What - if any - relevance this has for contemporary Anglican practice concerning private confession and absolution, I am not sure.  That said, it is at least interesting that in the Anglican Catholic Future and Forward in Faith statements on the seal, there appears to be no reference to the relevant provision of the 1604 Canons and to the teaching articulated by Taylor.  Indeed, if the the ACF statement is referring specifically to the seal when it says that at the Reformation the Church of England "continued in the established tradition of interpretation and ecclesiastical polity", it is - as Taylor exemplifies - inaccurate.

The point of this post, however, is not contemporary discipline regarding private confession.  Rather, it is the importance in classical Anglican political theology of the peace and well-being of the commonwealth.  For example, Taylor's insistence that the interests of "the whole commonwealth" are of greater significance and weight than the "personall right" of a "private man" embodies the communitarian, common good emphasis that runs throughout and shapes classical Anglican political theology.

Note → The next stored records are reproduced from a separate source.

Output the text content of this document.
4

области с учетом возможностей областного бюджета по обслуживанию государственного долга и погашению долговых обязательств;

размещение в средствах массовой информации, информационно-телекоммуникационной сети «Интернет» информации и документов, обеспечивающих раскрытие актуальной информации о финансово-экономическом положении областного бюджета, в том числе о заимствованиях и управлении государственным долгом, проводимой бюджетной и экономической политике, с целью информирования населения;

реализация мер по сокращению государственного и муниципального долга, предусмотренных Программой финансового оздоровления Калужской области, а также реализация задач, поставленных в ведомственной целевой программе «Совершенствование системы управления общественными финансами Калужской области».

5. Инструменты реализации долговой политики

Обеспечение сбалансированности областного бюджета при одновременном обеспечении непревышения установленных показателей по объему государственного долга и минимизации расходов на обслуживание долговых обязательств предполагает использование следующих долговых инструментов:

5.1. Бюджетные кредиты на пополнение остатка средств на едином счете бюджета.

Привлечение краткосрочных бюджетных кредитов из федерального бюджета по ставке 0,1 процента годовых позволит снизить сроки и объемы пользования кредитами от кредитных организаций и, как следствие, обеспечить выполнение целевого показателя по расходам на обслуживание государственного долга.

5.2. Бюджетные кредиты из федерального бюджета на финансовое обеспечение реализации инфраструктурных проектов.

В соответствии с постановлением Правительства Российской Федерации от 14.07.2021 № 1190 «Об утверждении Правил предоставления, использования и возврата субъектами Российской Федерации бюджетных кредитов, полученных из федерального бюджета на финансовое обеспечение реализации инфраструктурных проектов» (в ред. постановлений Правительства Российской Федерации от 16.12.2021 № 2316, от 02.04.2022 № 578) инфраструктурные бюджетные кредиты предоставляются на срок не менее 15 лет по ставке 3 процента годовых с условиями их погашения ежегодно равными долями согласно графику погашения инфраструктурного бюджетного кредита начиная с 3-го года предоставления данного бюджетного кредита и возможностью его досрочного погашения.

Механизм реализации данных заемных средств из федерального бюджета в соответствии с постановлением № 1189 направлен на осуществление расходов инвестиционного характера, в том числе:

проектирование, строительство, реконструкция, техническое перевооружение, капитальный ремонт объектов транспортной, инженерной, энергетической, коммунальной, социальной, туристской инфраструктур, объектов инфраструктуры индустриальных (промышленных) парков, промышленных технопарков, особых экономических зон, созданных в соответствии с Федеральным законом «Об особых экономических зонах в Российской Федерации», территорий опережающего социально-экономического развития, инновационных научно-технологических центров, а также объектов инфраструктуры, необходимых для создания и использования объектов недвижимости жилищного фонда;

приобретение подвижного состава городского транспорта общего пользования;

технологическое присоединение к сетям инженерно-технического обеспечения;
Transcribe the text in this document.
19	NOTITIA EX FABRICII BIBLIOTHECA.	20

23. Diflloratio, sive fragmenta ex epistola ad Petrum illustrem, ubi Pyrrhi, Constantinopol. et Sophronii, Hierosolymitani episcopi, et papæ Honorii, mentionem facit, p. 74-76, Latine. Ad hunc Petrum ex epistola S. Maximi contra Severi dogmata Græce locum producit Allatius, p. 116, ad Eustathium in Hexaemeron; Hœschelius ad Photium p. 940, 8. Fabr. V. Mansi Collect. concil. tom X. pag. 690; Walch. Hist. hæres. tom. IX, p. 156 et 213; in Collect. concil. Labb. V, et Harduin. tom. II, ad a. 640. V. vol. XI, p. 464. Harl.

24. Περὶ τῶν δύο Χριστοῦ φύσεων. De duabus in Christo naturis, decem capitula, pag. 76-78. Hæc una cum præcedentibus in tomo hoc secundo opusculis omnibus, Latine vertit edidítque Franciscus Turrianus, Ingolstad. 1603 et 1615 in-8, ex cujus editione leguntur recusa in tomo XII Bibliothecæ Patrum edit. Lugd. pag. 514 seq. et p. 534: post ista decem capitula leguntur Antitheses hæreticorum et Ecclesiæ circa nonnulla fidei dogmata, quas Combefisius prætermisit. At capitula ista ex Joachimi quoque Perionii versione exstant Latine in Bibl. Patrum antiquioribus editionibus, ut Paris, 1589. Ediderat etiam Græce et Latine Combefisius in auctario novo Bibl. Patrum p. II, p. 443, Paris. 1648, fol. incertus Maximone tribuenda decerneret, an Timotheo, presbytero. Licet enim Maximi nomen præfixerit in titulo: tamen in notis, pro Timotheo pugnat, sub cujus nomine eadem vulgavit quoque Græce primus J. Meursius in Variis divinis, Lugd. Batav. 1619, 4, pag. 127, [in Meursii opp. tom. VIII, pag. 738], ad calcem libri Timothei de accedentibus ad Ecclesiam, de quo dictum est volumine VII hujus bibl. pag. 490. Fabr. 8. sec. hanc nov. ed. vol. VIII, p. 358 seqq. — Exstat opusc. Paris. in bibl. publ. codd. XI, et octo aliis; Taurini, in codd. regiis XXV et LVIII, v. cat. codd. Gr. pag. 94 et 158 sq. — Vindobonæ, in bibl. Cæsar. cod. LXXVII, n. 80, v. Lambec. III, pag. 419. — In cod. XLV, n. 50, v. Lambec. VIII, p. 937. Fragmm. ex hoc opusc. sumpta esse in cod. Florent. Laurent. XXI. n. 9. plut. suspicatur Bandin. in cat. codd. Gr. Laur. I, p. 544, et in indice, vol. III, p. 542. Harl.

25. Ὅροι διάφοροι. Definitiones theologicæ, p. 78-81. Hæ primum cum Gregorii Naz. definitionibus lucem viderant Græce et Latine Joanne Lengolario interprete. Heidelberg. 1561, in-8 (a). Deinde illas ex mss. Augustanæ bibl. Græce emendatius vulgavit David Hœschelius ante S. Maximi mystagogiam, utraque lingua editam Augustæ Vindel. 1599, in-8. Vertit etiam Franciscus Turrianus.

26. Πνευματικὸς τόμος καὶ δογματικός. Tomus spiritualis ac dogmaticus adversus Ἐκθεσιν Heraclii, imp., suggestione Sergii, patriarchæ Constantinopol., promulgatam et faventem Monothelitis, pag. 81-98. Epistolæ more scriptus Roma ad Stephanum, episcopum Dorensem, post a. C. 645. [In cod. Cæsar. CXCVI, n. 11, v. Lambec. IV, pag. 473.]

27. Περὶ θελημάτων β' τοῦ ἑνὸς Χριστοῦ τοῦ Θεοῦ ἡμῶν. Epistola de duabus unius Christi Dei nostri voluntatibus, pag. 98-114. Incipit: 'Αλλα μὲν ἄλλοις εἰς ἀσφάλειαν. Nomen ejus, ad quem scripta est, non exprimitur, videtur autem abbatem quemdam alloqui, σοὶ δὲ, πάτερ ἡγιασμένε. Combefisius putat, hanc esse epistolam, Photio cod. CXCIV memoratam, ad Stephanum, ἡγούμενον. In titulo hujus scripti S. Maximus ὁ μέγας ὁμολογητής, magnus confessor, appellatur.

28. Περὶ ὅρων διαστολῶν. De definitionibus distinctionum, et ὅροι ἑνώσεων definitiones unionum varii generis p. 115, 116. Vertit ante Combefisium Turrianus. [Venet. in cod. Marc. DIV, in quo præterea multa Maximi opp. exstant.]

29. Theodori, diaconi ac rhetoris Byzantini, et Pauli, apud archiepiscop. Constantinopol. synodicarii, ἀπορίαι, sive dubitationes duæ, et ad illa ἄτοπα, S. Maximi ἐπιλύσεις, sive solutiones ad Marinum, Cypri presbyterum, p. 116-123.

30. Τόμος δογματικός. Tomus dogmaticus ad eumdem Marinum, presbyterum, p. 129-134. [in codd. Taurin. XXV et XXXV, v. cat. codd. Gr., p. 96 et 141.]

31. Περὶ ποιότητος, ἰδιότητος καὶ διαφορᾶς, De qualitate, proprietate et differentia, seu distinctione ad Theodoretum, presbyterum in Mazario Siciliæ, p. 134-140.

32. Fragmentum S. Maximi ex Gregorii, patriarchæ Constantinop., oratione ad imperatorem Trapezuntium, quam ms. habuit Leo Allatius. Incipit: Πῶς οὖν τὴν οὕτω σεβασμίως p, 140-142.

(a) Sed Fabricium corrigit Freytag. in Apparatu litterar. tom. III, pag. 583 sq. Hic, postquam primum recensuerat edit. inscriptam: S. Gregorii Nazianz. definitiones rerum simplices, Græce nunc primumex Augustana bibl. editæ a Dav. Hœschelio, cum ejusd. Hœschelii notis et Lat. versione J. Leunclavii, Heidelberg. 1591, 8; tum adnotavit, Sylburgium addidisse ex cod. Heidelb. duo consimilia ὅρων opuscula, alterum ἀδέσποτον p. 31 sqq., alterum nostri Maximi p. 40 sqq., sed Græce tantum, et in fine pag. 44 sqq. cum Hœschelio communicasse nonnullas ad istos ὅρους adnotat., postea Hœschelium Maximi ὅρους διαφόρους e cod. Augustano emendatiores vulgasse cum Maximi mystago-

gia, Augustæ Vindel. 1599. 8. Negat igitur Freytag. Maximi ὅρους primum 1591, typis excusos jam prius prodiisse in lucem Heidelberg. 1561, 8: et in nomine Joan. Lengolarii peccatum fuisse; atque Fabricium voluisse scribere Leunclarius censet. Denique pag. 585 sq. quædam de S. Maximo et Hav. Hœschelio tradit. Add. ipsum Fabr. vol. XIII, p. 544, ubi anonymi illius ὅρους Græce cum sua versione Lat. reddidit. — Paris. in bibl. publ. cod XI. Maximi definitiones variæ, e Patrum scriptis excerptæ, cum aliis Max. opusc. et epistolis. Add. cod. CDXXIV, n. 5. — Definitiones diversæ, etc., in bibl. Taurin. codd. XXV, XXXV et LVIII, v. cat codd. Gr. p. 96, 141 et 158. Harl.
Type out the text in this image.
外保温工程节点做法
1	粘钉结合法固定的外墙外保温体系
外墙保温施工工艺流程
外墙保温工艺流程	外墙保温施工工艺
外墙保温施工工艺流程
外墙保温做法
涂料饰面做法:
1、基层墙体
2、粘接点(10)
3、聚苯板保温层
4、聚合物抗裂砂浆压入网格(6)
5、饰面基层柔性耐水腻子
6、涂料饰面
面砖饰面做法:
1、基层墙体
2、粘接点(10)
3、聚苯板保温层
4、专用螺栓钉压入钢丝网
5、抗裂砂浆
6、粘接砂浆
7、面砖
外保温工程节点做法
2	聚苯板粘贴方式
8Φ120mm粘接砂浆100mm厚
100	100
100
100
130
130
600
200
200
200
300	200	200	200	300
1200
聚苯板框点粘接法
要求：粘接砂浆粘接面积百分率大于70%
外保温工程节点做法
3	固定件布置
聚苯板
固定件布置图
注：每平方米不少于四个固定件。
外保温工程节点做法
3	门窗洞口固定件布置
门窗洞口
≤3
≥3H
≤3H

What is more, it also exemplifies the concern of Anglican political theology which Addleshaw brilliantly captured in words shared in yesterday's post - that the Church should unify "natural loyalties" within "the supernatural setting of the Church".  The motivation for Taylor's critique of "the Over hallowed seale of confession" - and 'under-hallowed' obligations within the polity - is effectively summarised in other words of Addleshaw:

the Church no longer becomes the crown of man's longings as a social being but a moral policeman superimposed from the outside.  The Church, instead of strengthening and supernaturalizing man's natural loyalties becomes in turn a source of division.

In an age of bitterly divided and deeply unsettled polities, of ideologies of Left and Right committed to rending asunder the bonds of civility, of a desiccated, uninspiring, empty Centre, there is much to value in a classical Anglican political theology which draws the commonwealth and our lives as citizens of the commonwealth into the realm of Love.

(The painting is Andrew Gifford, 'Streatham Church' - the Church in the midst of, and sanctifying the life of, the commonwealth.  The photograph is of the state flags of the United States, before the Rose Window of Washington National Cathedral, an image of how natural loyalties are sanctified in the communion of the Church: grace perfecting, not destroying, nature.)